When I was 20, I took a quarter off from my studies at the University of Washington to study the Mexican arts and crafts in San Miguel de Allende. While there, I invited a friend to come visit. Her reply? To chastise me for flaunting my privileged life of travel. This remark came as a shock, as I was born into not a family of wealth but into one where investing in travel was paramount. To this day, I am frugal in most areas of my life, choosing to reserve income for two things: supporting my family and traveling. However it may appear from the outside, to me, traveling is as essential to my being as food is to my body.
So it was particularly fabulous (I'm trying to think of a better word) when both a long-time friend and a cousin invited me to come visit them at their snowbird homes in Florida, a place I had never been to and a place that distinctly contrasts where I live in Washington state. A long, diagonal flight has taken me to the SW coast of Florida for the past three Februaries now, thanks to their repeat invitations. To explore a new place with people I love, but rarely get to spend time with, is a keenly treasured experience for me.
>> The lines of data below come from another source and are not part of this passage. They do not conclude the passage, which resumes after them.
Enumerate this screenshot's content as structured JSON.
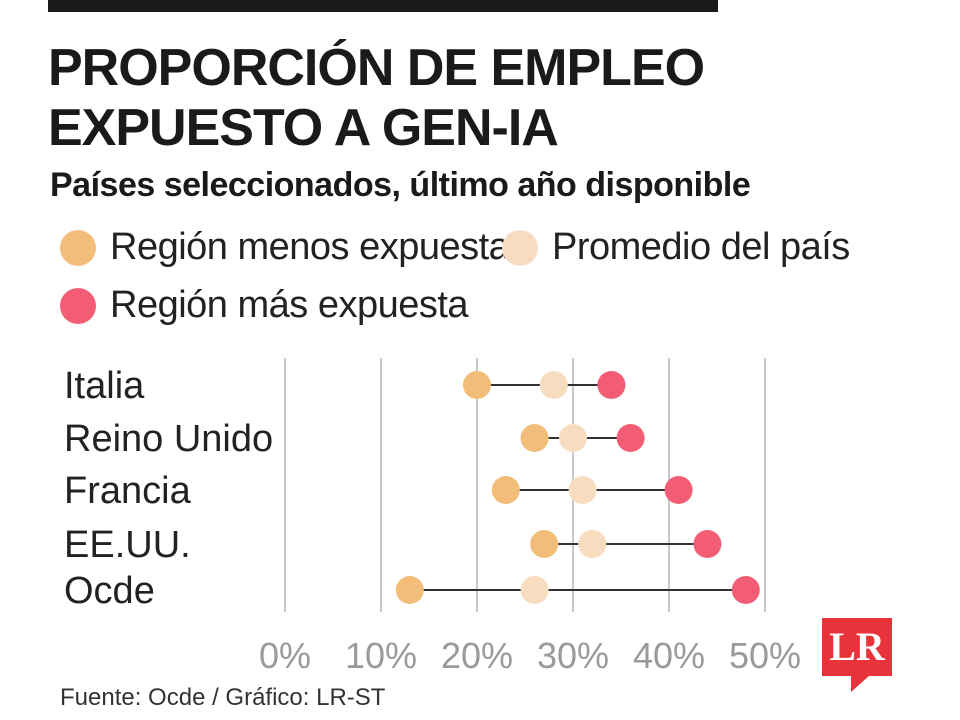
{
  "header": {
    "title_line1": "PROPORCIÓN DE EMPLEO",
    "title_line2": "EXPUESTO A GEN-IA",
    "subtitle": "Países seleccionados, último año disponible"
  },
  "legend": [
    {
      "label": "Región menos expuesta",
      "color": "#f2bd79"
    },
    {
      "label": "Promedio del país",
      "color": "#f8dcc0"
    },
    {
      "label": "Región más expuesta",
      "color": "#f25d75"
    }
  ],
  "chart_data": {
    "type": "dot-range",
    "categories": [
      "Italia",
      "Reino Unido",
      "Francia",
      "EE.UU.",
      "Ocde"
    ],
    "series": [
      {
        "name": "Región menos expuesta",
        "color": "#f2bd79",
        "values": [
          20,
          26,
          23,
          27,
          13
        ]
      },
      {
        "name": "Promedio del país",
        "color": "#f8dcc0",
        "values": [
          28,
          30,
          31,
          32,
          26
        ]
      },
      {
        "name": "Región más expuesta",
        "color": "#f25d75",
        "values": [
          34,
          36,
          41,
          44,
          48
        ]
      }
    ],
    "x_ticks": [
      "0%",
      "10%",
      "20%",
      "30%",
      "40%",
      "50%"
    ],
    "xlim": [
      0,
      50
    ],
    "grid": true,
    "legend_position": "top"
  },
  "footer": {
    "source": "Fuente: Ocde / Gráfico: LR-ST",
    "logo_text": "LR"
  }
}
Of course it doesn't hurt that in February, escaping the gray damp of Seattle is an opportunity I would be crazy to decline.
I would have to confess to my friend from long ago that I think I now know what it feels like to be privileged. My current friend and my cousin have literally and graciously given me these travel experiences. Yesterday, while driving alone on roads through quintessentially Pacific Northwest scenic byways, I pondered all of this, and felt filled with gratitude.